Al centro dell’indagine c’è un pagamento di 10 mila euro che, secondo l’accusa, Fortunato avrebbe imposto al proprietario di un complesso immobiliare venduto nel 2019. Ma la Suprema Corte ha rilevato diverse incongruenze: la presunta richiesta sarebbe avvenuta quando la vendita era già stata formalizzata, elemento che indebolisce la tesi di una minaccia capace di bloccare l’affare.
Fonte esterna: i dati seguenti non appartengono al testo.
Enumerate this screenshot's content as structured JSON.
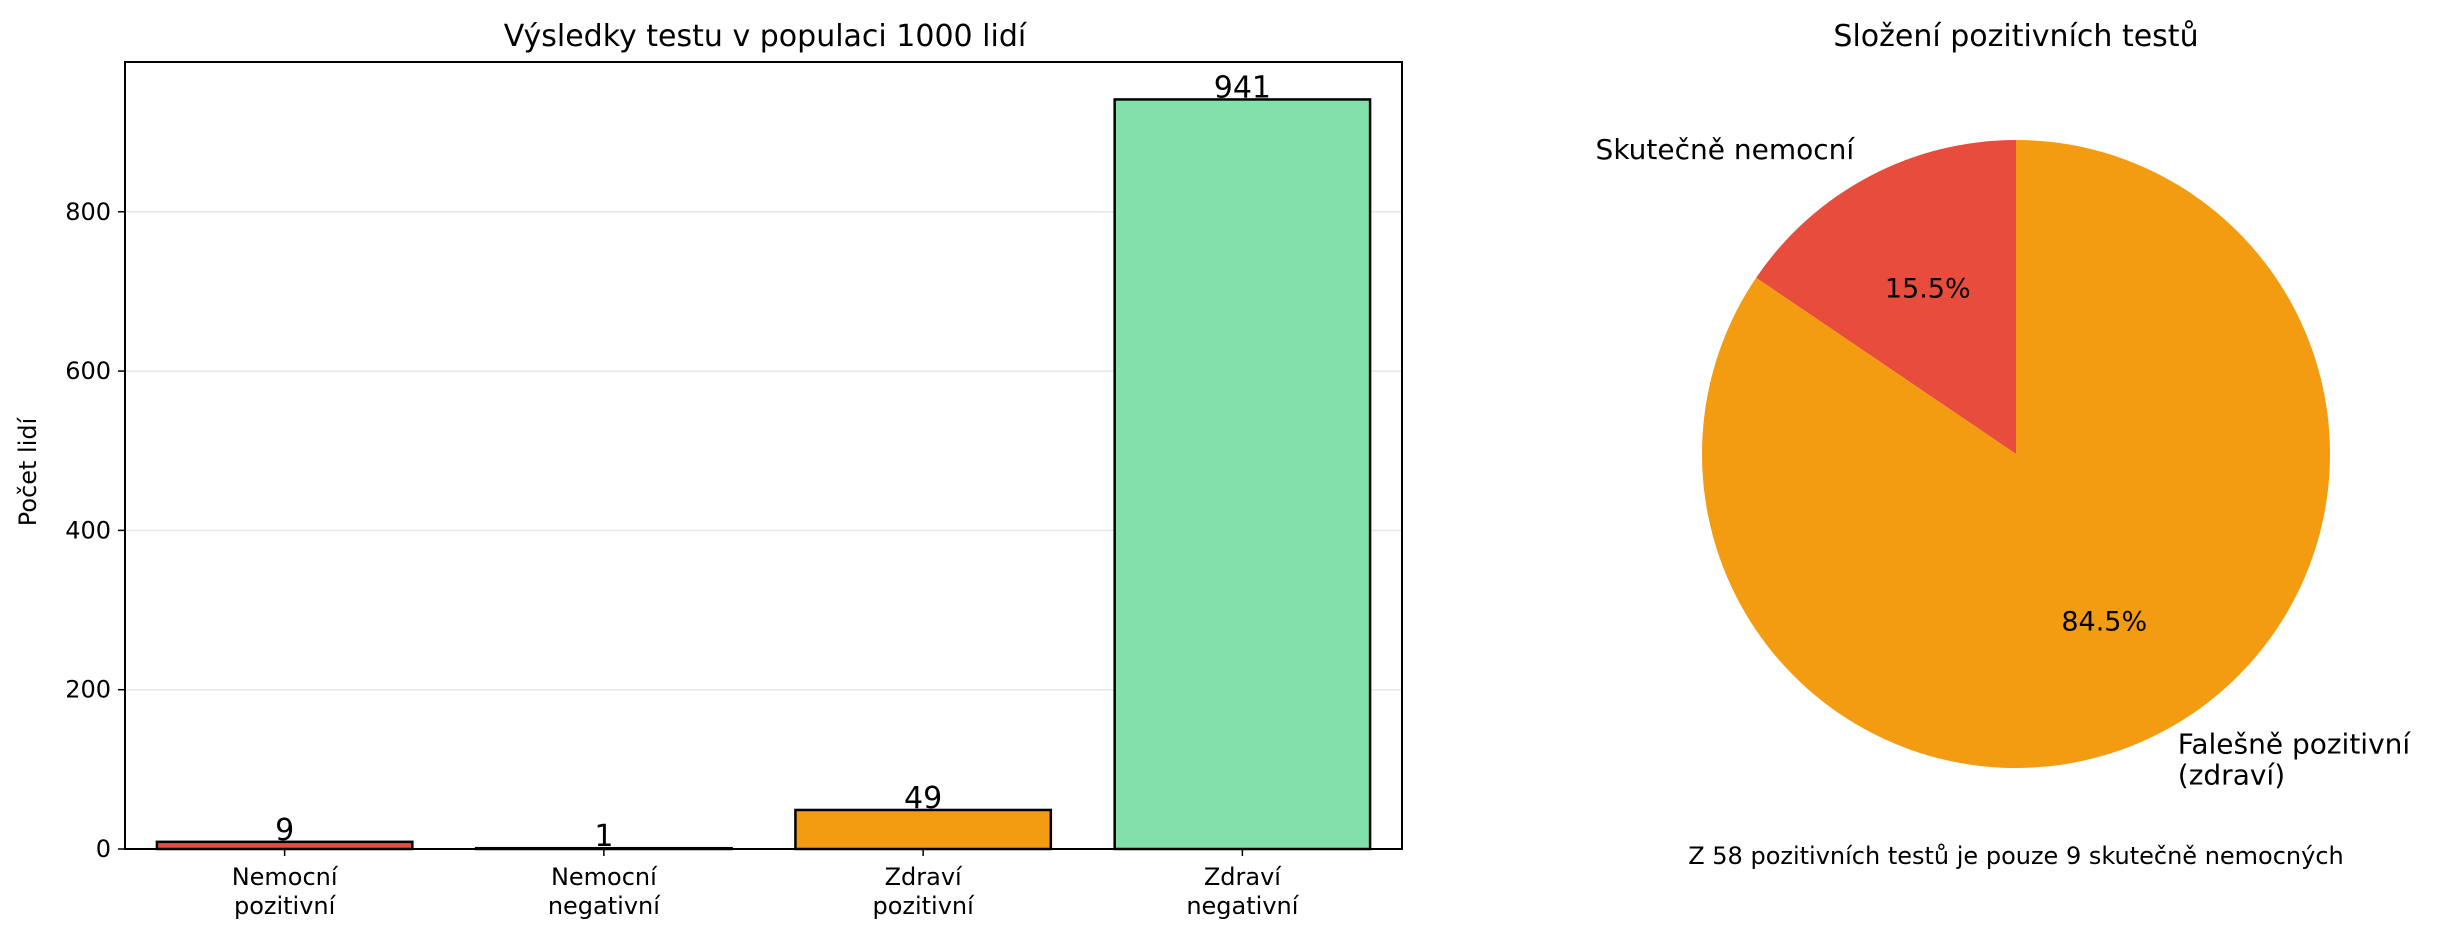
{
  "chart_data": [
    {
      "type": "bar",
      "title": "Výsledky testu v populaci 1000 lidí",
      "ylabel": "Počet lidí",
      "xlabel": "",
      "categories": [
        [
          "Nemocní",
          "pozitivní"
        ],
        [
          "Nemocní",
          "negativní"
        ],
        [
          "Zdraví",
          "pozitivní"
        ],
        [
          "Zdraví",
          "negativní"
        ]
      ],
      "values": [
        9,
        1,
        49,
        941
      ],
      "value_labels": [
        "9",
        "1",
        "49",
        "941"
      ],
      "colors": [
        "#e74c3c",
        "#e74c3c",
        "#f39c12",
        "#82e0aa"
      ],
      "ylim": [
        0,
        988
      ],
      "yticks": [
        0,
        200,
        400,
        600,
        800
      ],
      "grid": "y"
    },
    {
      "type": "pie",
      "title": "Složení pozitivních testů",
      "slices": [
        {
          "label": "Skutečně nemocní",
          "value": 9,
          "pct": "15.5%",
          "color": "#e74c3c"
        },
        {
          "label": "Falešně pozitivní\n(zdraví)",
          "value": 49,
          "pct": "84.5%",
          "color": "#f39c12"
        }
      ],
      "caption": "Z 58 pozitivních testů je pouze 9 skutečně nemocných"
    }
  ]
}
I giudici hanno inoltre evidenziato contraddizioni nelle dichiarazioni della persona offesa e hanno ritenuto plausibile che la somma potesse riferirsi a precedenti attività professionali svolte da Fortunato, ingegnere, per il proprietario dell’immobile. Tale circostanza, documentata agli atti, non era stata adeguatamente considerata dal Tribunale.

Anche altri elementi ritenuti indiziari, come le riunioni a porte chiuse o i telefoni lasciati fuori dallo studio, sono stati giudicati “ambigui”. Il caso torna ora al Tribunale di Potenza, che dovrà riesaminare la vicenda colmando le lacune evidenziate dalla Cassazione.